Soon after birth, the intestine is exposed to multiple bacterial species, as its colonization by microflora begins. Some of the new immigrants are pathogenic, yet it is not clear how early innate immune protection and the initial maintenance of the normal microbiota are achieved. In particular, the antimicrobial peptide-producing Paneth cells only develop some time after the initial neonatal period, raising the possibility that the neonatal intestine may harbor another means of defense.

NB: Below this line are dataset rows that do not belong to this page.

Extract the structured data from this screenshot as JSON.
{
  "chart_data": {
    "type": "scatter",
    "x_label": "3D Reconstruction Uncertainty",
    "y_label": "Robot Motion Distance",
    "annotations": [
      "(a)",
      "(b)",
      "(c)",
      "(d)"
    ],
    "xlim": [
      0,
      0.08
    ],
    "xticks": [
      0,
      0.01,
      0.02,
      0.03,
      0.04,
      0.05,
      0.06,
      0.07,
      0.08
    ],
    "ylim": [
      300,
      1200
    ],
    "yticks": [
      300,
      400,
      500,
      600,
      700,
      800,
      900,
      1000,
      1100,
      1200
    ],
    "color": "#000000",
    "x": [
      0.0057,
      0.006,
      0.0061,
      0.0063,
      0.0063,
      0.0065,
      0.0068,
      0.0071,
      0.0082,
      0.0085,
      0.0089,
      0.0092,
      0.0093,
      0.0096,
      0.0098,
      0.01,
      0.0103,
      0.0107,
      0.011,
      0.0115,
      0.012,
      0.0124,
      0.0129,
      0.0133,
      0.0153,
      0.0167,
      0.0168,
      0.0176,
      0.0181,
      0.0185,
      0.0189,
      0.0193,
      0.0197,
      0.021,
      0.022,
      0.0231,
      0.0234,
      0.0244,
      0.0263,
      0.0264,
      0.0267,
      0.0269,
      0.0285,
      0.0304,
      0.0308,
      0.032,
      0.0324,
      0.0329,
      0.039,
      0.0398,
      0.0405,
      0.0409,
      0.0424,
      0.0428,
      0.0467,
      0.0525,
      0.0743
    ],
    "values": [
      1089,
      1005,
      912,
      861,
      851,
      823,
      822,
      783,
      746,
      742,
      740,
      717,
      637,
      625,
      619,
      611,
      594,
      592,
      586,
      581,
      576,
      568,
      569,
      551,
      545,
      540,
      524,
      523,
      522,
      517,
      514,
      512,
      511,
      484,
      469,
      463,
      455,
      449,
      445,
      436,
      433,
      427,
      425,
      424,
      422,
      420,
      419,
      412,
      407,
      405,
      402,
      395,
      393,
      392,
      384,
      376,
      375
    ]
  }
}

In support of this, Ménard et al. observed that although established enteric antimicrobial peptides were absent from the neonatal intestinal epithelium, they increased over time. In contrast, expression of the active, processed form of the cathelicidin cathelin-related antimicrobial peptide (CRAMP) was prominent specifically in the early stages of development in the epithelium of the small intestine. This peptide showed significant activity against a bacterial pathogen, as well as against commensal bacteria, and its importance for neonatal protection was confirmed using infection of mice deficient in CRAMP. Expression of the peptide diminished postnatally, corresponding with a gradual proliferative replacement of the epithelia, rather than with a down-regulation of transcriptional activity. The results suggest that the newborn intestine uses an ongoing developmental program to help establish control of microbial colonization and infection early on.— SJS

J. Exp. Med. 205, 10.1084/jem.20071022 (2008).